When you’ve finished writing, check your article for logic, facts, syntax, grammar, flow, word usage, punctuation and spelling.  One mistake . . . and your editor may cross you off his list of contributors.

Be sceptical, but don’t fall into being cynical.

Get published.  Without a fancy university degree you’ll have to do it the old-fashioned way: get published.

And keep reminding yourselves of the universal, immutable, everlasting rules of good writing.

Your opinion may be welcome but your sermon isn’t.

Redraft, rewrite, edit and re-edit.   Then edit again.

Don’t state the bleedin’ obvious.

You are not required to write a Walkley Award winner.

Show, don’t tell.

Don’t generalise but use specific images.

Forget self-expression and communicate.

Distrust adjectives and adverbs.

Love strong verbs.

Graze your dictionary and thesaurus just because you love words.

Your loving mum and sister’s opinion will never help you professionally.

Write in the active voice, not passive.

It’s Elle Macpherson, not MacPherson. It is a terrible sin to mis-spell a famous person’s name.

This is a hyphen – and this is a dash —.

Use as few words as possible, not as many as pop into your head.

Don’t tell stories in chronological order.

Use effect and affect correctly.  Also alternate and alternative, and brought and bought.

And there, their and they’re.  It’s “lay” sometimes and “lie” other times.

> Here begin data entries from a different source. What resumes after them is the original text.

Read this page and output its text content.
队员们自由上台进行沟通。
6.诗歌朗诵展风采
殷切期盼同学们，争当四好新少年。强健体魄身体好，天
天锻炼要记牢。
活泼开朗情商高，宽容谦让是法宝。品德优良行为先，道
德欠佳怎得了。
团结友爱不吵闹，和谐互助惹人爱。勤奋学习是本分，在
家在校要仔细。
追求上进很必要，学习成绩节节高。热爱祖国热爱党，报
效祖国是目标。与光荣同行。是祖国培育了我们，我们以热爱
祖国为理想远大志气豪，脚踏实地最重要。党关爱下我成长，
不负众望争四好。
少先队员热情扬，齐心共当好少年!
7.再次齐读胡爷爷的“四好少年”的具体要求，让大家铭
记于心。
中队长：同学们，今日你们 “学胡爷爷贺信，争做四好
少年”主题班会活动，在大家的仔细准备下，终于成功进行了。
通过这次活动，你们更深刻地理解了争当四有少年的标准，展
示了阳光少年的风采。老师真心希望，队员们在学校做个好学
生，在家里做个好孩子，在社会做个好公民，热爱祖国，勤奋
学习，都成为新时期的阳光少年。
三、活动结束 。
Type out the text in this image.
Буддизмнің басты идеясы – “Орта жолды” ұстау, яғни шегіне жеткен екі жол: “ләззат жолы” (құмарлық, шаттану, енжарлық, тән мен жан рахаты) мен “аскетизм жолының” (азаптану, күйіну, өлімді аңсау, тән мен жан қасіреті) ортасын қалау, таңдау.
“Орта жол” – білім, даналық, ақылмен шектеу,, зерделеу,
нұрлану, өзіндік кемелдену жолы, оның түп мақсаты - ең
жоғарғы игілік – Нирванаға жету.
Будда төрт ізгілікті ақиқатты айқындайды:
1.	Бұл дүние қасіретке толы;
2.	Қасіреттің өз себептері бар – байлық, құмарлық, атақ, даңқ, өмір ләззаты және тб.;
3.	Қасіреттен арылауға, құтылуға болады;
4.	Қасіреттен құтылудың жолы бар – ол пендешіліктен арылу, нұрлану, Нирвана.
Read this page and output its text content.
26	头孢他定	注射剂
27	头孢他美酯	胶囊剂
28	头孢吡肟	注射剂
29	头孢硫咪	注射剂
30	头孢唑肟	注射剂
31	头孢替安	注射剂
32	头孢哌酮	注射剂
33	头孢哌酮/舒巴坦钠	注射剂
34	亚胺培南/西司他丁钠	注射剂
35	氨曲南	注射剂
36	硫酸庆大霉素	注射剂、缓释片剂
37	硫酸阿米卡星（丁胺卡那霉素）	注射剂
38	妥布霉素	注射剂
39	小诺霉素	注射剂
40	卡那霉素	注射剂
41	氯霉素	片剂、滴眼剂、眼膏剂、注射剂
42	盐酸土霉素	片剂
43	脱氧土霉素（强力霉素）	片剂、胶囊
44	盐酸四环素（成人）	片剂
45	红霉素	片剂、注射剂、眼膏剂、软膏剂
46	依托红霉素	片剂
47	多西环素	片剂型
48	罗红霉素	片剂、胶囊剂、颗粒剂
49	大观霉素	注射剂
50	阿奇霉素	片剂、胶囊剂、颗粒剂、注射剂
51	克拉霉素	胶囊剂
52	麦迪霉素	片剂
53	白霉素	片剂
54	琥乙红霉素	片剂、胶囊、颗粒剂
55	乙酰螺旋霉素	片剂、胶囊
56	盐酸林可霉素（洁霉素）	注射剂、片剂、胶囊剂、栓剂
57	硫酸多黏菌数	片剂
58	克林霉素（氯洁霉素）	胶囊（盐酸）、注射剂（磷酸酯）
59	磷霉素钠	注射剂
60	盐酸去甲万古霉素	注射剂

People don’t pass over or go to their reward . . . they die.

Write about PEOPLE not just topics.

Your emails should be as neatly well-written as your articles.

It’s Esky with a capital E and Coca-Cola with a hyphen.

The slightly childish exclamation mark should be used maybe three times in your entire career.

Use a 12-digit calculator and avoid the unquestioning reporting of PM Hawke’s vow to plant a billion trees in five years.  It took days for journalists to realise that was an impossible 547,645 plantings a day.

It’s “its” sometimes and it’s “it’s” other times, but get it right.

Getting letters to the editor published is not journalism.

Feel constantly starved for information and suck it up from radio, TV, publications and the internet.

Online, read one article a day from each Times in London, LA and New York.

On the back of your hand write the motto of Nike Just do it.

Put the word only in the right place in a sentence (putting it in the wrong place is journalism’s and advertising’s most consistent error).

Researching is merely researching, it’s not writing.

Manage your fear of rejection: it never goes away.

Sewerage is not sewage but some journalism is.

It’s easy to avoid sexist writing.

Don’t lie to editors.

Don’t be vague.  What’s an “expensive” meal and is it still expensive if James Packer pays?

You must love accuracy and that starts with 100% perfect spelling.

Finally, develop a winning phone manner because on the phone is where you’ll be spending a great part of your career.